I think we've had this star for a long time.
     Our Christmas tree has a general color scheme of green white and gold. However, it still has a lot of handmade ornaments, many of which came from family and friends. I've persuaded Linda to let me add some beeswax ornaments, natural color of course so they don't violate the color scheme.  The thing I like best about our little tree is that it helps remind us what are supposed to be celebrating, the birth of the Savior.

Our Christmas tree fully decorated

Wednesday, December 11, 2013


   We had a lovely Thanksgiving.  It was a wonderfully happy chaos with only half of our grandkids in attendance.  One of the things I am most grateful for is my family. How could I not love a holiday which provides quality time with loved ones and a good excuse to enjoy some of our favorite foods.

     I think we showed a little restraint this year in that we only had seven pies this year. I made one heavenly hazelnut pie, three pumpkin pies, and a cherry pie. My daughter, Rachel, made a blender lemon pie and a banana creme pie.  I also made fish eye pudding (tapioca) and Linda bought some Costco pumpkin rolls.  The guest of honor was a pretty good sized turkey, accompanied by the usual mashed potatoes and turkey gravy. We had bought a ham that we didn't use. We also had a lovely fruit salad, sweet potatoes, olives, Beth's dinner rolls, a quinoa dish, Grandma Cozy's scalloped corn, and a number of other tasty dishes.

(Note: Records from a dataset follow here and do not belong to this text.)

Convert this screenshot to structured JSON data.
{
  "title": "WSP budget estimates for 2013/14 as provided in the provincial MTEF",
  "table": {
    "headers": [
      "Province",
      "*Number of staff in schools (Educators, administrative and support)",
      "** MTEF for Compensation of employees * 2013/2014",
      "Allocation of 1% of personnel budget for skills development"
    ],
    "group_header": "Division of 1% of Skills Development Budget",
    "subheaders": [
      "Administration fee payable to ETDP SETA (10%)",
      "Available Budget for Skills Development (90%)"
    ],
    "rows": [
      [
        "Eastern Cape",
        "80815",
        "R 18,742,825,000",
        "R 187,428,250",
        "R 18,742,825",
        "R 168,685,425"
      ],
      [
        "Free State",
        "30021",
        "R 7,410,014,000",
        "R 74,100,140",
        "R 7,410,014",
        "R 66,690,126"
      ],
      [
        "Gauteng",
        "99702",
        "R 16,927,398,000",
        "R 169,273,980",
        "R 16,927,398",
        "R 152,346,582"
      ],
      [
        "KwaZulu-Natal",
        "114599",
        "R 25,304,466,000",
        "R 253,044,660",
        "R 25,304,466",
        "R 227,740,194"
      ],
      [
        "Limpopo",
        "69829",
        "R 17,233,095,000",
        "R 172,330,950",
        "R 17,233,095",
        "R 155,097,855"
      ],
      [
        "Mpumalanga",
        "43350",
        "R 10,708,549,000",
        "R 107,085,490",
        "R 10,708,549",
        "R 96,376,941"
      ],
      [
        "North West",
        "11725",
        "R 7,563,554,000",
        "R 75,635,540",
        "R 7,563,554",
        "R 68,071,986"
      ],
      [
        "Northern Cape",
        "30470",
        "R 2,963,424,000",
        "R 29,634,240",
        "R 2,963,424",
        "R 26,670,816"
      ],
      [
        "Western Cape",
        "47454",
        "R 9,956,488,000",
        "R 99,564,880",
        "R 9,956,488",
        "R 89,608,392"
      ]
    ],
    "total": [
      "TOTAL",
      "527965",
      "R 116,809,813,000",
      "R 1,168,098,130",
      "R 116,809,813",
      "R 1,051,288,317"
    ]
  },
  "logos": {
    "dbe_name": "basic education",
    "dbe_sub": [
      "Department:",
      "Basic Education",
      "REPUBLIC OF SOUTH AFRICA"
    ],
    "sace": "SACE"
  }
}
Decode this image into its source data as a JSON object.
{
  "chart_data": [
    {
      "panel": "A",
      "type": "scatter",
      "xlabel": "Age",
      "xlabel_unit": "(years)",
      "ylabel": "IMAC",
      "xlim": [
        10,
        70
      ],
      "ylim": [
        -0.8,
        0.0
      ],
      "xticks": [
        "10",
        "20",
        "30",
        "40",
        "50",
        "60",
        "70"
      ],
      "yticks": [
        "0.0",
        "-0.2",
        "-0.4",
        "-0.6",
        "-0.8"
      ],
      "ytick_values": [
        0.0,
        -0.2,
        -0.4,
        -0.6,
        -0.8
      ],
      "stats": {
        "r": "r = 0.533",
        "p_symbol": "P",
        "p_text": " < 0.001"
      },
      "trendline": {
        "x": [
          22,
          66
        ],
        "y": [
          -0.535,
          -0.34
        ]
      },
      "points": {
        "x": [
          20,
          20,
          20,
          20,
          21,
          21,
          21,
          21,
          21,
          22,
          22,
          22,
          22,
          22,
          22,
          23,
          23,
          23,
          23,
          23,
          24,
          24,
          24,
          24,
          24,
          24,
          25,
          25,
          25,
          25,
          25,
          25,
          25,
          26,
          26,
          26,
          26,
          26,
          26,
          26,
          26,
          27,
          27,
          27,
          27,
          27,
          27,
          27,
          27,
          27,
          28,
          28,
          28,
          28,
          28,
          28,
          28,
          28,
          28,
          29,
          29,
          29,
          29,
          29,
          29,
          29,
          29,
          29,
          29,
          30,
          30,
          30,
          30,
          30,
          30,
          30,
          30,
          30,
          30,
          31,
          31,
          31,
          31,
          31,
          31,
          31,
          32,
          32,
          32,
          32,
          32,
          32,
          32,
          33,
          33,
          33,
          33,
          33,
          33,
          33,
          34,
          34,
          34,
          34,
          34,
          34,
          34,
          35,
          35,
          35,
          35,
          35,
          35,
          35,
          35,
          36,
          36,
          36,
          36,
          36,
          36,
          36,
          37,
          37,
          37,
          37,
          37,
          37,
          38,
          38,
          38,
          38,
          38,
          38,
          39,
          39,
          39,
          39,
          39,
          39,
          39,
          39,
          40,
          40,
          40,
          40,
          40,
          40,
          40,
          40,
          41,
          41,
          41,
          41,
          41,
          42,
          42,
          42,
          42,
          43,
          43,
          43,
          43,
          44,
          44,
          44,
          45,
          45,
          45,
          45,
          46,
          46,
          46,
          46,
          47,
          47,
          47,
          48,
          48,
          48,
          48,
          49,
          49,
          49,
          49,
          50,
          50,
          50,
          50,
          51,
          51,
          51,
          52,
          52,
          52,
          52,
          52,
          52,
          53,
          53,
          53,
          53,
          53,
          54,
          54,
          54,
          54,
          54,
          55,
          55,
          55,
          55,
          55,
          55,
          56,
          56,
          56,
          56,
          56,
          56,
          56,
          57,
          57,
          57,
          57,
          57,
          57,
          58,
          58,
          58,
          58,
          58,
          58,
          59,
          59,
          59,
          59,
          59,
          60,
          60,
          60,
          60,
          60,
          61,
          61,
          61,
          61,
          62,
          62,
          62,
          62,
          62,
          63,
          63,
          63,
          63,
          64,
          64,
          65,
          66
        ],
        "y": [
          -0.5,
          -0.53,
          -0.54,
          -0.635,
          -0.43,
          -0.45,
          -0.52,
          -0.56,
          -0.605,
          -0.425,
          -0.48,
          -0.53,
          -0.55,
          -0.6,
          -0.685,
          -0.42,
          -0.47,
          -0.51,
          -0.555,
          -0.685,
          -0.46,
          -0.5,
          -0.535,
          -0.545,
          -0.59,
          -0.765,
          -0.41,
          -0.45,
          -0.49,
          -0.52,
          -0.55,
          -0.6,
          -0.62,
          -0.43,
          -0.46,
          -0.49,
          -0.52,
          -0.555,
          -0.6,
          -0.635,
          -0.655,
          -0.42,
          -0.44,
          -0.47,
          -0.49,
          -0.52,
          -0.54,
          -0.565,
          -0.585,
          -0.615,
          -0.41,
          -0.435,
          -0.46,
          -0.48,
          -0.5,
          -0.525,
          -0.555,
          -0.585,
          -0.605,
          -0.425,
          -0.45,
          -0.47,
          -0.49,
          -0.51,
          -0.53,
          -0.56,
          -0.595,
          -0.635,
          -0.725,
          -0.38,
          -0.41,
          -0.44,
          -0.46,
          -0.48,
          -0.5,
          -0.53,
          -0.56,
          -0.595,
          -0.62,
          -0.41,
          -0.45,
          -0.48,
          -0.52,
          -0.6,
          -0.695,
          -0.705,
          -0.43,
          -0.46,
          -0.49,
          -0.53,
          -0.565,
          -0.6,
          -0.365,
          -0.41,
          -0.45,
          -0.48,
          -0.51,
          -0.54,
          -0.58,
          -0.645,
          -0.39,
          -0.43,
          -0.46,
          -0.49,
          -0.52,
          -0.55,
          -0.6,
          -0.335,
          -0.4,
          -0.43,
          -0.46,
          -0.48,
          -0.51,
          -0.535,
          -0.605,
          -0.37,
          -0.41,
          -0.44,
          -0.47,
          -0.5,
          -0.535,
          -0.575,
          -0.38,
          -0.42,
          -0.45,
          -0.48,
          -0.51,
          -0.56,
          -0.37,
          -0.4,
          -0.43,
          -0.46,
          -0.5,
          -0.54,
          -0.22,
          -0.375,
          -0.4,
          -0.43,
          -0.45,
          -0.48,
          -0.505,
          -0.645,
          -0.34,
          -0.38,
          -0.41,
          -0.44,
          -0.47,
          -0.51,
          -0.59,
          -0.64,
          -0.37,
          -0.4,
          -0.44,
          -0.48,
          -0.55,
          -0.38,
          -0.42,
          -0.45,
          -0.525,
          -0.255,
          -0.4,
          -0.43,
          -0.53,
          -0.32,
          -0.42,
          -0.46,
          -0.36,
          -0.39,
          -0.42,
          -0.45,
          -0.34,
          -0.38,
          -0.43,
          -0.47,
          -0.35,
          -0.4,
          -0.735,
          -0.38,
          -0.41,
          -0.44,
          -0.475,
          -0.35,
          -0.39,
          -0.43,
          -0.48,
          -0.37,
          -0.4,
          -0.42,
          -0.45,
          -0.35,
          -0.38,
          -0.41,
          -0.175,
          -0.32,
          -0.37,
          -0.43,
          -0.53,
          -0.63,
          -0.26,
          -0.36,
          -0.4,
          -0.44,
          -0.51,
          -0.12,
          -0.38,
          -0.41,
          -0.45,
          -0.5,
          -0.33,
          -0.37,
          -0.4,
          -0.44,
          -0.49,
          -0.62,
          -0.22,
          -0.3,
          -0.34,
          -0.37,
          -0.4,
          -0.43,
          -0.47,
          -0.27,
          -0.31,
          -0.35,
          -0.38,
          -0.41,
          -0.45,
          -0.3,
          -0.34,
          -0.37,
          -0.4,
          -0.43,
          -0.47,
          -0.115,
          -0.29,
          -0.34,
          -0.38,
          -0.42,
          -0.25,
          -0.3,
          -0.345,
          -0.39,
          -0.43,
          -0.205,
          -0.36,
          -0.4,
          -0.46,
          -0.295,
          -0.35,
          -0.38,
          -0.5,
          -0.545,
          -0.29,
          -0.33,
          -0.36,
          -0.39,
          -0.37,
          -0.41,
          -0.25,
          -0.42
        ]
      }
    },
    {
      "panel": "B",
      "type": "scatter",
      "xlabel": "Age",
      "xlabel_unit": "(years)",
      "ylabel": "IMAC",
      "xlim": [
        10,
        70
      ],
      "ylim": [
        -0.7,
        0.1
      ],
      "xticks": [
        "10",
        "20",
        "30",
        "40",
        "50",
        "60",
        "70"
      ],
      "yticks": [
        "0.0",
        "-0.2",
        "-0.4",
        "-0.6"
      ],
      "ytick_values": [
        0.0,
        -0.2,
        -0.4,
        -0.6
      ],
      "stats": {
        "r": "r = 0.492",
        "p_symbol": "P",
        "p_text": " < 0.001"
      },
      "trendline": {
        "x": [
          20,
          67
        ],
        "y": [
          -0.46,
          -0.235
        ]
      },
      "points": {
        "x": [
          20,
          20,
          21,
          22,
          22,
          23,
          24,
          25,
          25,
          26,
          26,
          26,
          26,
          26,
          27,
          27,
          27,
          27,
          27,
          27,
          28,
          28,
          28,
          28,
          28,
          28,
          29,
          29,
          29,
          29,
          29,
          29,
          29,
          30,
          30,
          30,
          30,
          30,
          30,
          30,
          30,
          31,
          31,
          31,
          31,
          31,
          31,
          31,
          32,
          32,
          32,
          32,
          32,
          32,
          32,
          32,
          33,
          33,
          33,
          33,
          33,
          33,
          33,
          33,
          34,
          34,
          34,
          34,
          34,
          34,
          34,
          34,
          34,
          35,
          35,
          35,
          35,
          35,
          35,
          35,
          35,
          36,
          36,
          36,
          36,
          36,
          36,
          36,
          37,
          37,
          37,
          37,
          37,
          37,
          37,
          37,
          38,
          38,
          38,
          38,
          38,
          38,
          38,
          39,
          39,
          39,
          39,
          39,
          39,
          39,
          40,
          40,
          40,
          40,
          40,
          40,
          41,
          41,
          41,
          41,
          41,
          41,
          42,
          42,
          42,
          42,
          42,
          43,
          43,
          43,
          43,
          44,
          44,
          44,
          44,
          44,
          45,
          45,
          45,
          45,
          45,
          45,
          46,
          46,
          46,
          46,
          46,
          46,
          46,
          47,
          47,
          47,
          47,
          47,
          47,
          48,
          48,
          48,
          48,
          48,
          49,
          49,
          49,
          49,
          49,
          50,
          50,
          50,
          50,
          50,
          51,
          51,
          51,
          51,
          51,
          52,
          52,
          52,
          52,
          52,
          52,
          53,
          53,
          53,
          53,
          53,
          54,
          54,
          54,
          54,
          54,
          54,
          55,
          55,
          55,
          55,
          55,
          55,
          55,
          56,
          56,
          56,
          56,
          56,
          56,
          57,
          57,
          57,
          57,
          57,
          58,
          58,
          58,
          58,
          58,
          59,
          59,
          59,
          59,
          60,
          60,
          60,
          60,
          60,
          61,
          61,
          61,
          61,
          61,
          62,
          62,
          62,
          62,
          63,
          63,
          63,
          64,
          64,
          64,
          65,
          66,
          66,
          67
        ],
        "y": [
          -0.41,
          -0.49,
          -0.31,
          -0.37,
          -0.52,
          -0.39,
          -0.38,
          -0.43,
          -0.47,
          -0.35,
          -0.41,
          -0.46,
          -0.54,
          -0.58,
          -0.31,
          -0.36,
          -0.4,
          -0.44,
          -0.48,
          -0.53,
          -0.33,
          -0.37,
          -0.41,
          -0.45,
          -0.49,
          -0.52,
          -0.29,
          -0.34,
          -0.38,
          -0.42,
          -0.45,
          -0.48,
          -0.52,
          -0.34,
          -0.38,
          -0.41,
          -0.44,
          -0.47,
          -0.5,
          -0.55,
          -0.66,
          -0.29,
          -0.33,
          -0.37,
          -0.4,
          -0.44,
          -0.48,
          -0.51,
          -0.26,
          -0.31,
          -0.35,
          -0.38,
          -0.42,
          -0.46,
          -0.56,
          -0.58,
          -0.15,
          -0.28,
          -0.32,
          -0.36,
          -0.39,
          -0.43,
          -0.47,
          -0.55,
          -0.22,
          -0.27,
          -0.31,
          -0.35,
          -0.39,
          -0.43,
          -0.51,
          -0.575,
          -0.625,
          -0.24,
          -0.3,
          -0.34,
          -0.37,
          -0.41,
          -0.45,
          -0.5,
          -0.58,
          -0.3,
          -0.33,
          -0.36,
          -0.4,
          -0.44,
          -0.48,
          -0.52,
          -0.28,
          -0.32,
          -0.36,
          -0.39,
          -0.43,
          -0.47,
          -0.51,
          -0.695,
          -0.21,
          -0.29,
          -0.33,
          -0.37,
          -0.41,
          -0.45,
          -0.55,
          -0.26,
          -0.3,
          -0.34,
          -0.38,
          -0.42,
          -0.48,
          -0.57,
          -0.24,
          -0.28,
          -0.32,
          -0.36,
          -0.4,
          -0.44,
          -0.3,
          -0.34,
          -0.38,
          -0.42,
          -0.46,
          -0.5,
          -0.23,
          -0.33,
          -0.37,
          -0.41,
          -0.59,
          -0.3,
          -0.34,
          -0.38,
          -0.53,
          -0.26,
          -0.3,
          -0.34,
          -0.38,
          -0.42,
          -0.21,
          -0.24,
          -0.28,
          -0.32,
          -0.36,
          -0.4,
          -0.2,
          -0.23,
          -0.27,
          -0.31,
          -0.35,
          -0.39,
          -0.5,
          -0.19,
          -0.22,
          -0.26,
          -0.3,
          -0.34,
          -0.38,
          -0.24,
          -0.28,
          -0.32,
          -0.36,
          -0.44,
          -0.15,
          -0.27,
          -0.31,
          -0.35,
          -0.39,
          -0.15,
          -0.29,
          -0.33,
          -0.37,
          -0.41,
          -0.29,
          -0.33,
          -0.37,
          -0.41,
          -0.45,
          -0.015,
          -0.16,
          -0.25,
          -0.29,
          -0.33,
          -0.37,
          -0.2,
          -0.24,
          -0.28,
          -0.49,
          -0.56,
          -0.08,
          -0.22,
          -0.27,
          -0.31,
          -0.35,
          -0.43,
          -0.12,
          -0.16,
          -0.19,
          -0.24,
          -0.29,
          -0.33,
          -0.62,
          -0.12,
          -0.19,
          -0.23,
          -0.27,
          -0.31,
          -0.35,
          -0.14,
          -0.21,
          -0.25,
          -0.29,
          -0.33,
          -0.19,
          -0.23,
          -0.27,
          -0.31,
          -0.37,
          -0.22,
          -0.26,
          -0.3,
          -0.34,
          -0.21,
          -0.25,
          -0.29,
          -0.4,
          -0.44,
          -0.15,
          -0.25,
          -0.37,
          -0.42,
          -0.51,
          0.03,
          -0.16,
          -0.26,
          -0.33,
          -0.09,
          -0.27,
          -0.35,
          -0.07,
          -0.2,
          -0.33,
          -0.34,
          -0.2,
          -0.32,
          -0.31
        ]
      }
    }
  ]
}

The amazing thing was how much food we had left over at the end.  With a head count of 25 and only one turkey, I didn't expect there would be much turkey left at the end of the day.   Yet somehow I made two gallons of turkey and noodles from the carcass and I am still eating leftover turkey a week later.
Lucy Tunnell helping herself to the fruit salad

Madelynn Veatch and Cassy Parrot

Luna Wessel and Abby Veatch
       Mike Veatch brought his electronic drum set.  After dinner we enjoyed a nice little jam session with Mike on drums, Chet Arnett on guitar, and Madelynn on trumpet.  I was really amazed at how good Madelynn sounds on her trumpet. She sounds like she had been playing it for a lot longer than just a year and some change.  After the big boys were through playing with the drums some of the younger kids gave them a try. John Tunnell was really rocking out. I was so grateful the drums were electronic with a volume control.